Takagi, H, Umemoto, T, ,
The American journal of cardiology. 2014;(2):292-301
Abstract
To determine which statin will better improve the apolipoprotein (Apo) profiles (ApoA-I levels, ApoB levels, and ApoB/A-I ratios), we performed a meta-analysis of randomized head-to-head trials of rosuvastatin versus atorvastatin therapy. MEDLINE, EMBASE, and the Cochrane Central Register of Controlled Trials were searched through December 2012 using Web-based search engines (PubMed and OVID). The search terms included "apolipoprotein," "rosuvastatin," "atorvastatin," "randomized," "randomly," and "randomization." Of 42 potentially relevant studies initially screened, 25 reports of randomized trials enrolling 14,283 patients were included. A pooled analysis for the percentage of changes in ApoA-I demonstrated a benefit of rosuvastatin versus atorvastatin in the comparison of all rosuvastatin/atorvastatin dose ratios (mean difference 2.97%, 3.39%, 5.77%, and 6.25%).

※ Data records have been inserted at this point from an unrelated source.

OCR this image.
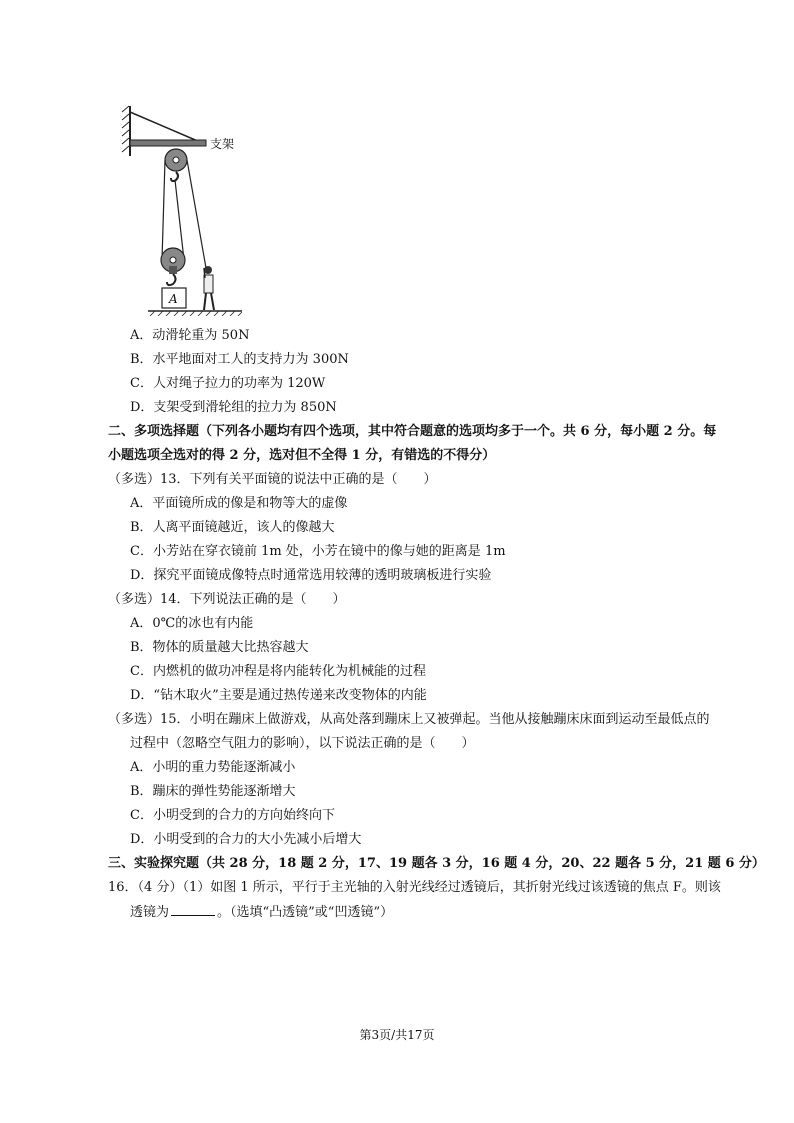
支架
A
A．动滑轮重为 50N
B．水平地面对工人的支持力为 300N
C．人对绳子拉力的功率为 120W
D．支架受到滑轮组的拉力为 850N
二、多项选择题（下列各小题均有四个选项，其中符合题意的选项均多于一个。共 6 分，每小题 2 分。每
小题选项全选对的得 2 分，选对但不全得 1 分，有错选的不得分）
（多选）13．下列有关平面镜的说法中正确的是（　　）
A．平面镜所成的像是和物等大的虚像
B．人离平面镜越近，该人的像越大
C．小芳站在穿衣镜前 1m 处，小芳在镜中的像与她的距离是 1m
D．探究平面镜成像特点时通常选用较薄的透明玻璃板进行实验
（多选）14．下列说法正确的是（　　）
A．0℃的冰也有内能
B．物体的质量越大比热容越大
C．内燃机的做功冲程是将内能转化为机械能的过程
D．“钻木取火”主要是通过热传递来改变物体的内能
（多选）15．小明在蹦床上做游戏，从高处落到蹦床上又被弹起。当他从接触蹦床床面到运动至最低点的
过程中（忽略空气阻力的影响），以下说法正确的是（　　）
A．小明的重力势能逐渐减小
B．蹦床的弹性势能逐渐增大
C．小明受到的合力的方向始终向下
D．小明受到的合力的大小先减小后增大
三、实验探究题（共 28 分，18 题 2 分，17、19 题各 3 分，16 题 4 分，20、22 题各 5 分，21 题 6 分）
16．（4 分）（1）如图 1 所示，平行于主光轴的入射光线经过透镜后，其折射光线过该透镜的焦点 F。则该
透镜为	。（选填“凸透镜”或“凹透镜”）
第3页/共17页
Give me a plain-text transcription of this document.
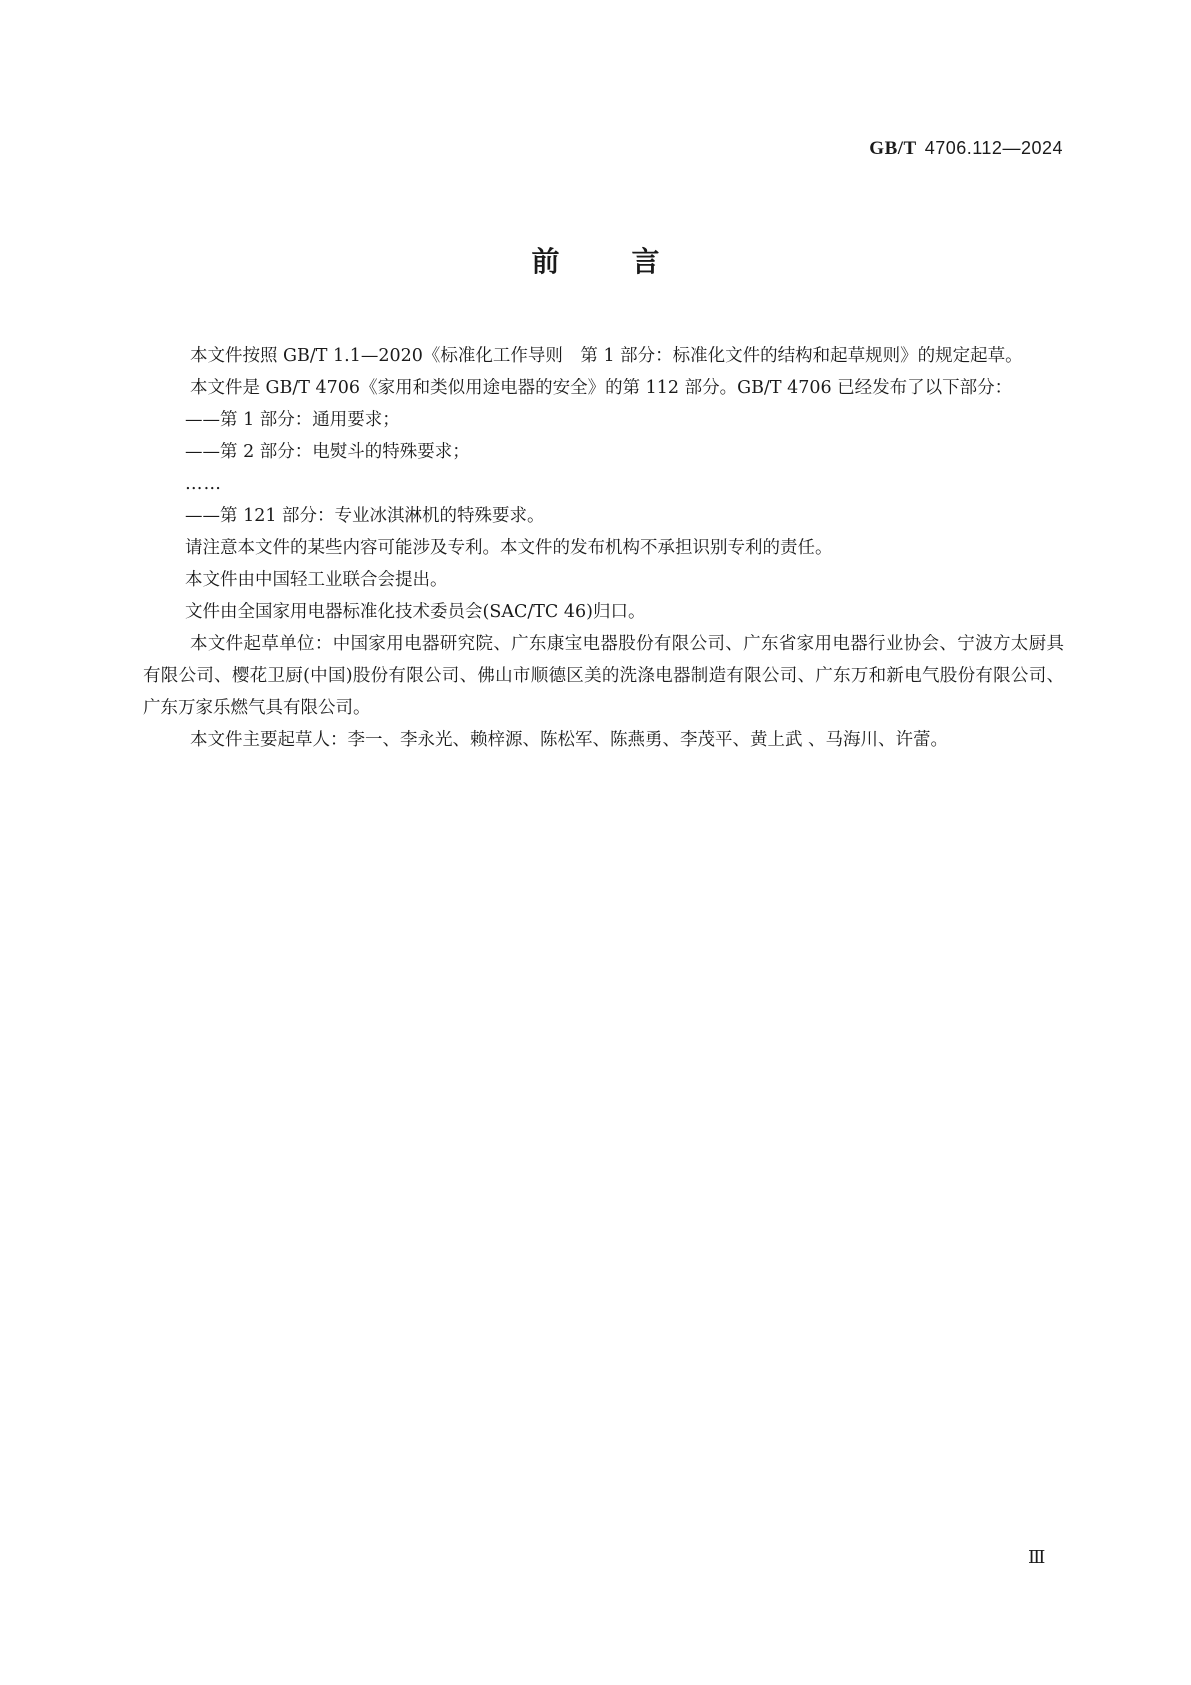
GB/T 4706.112—2024
前	言

本文件按照 GB/T 1.1—2020《标准化工作导则　第 1 部分：标准化文件的结构和起草规则》的规定起草。

本文件是 GB/T 4706《家用和类似用途电器的安全》的第 112 部分。GB/T 4706 已经发布了以下部分：

——第 1 部分：通用要求；

——第 2 部分：电熨斗的特殊要求；

……

——第 121 部分：专业冰淇淋机的特殊要求。

请注意本文件的某些内容可能涉及专利。本文件的发布机构不承担识别专利的责任。

本文件由中国轻工业联合会提出。

文件由全国家用电器标准化技术委员会(SAC/TC 46)归口。

本文件起草单位：中国家用电器研究院、广东康宝电器股份有限公司、广东省家用电器行业协会、宁波方太厨具有限公司、樱花卫厨(中国)股份有限公司、佛山市顺德区美的洗涤电器制造有限公司、广东万和新电气股份有限公司、广东万家乐燃气具有限公司。

本文件主要起草人：李一、李永光、赖梓源、陈松军、陈燕勇、李茂平、黄上武 、马海川、许蕾。

Ⅲ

For the percentage of changes in ApoB, a benefit was seen for rosuvastatin versus atorvastatin in the 1/1 (-6.06%) and 1/2 dose ratio (-1.80%). However, a benefit was seen for atorvastatin versus rosuvastatin in the 1/4 (2.38%) and 1/8 dose ratio (6.59%). The pooled analysis for the percentage of changes in the Apo B/A-I ratios demonstrated a benefit for rosuvastatin versus atorvastatin in the 1/1 (-7.22%) and 1/2 dose ratio (-3.51%), with no difference in the 1/4 dose ratio. In contrast, a benefit was seen for atorvastatin versus rosuvastatin in the 1/8 dose ratio (4.03%). In conclusion, rosuvastatin might increase Apo A-I levels at all dose ratios and decrease ApoB levels and ApoB/A-I ratios in the 1/1 and 1/2 dose ratio versus atorvastatin. Only higher dose atorvastatin appeared to be more effective for the reduction in ApoB levels (1/4 and 1/8 dose ratio) and Apo B/A-I ratios (1/8 dose ratio).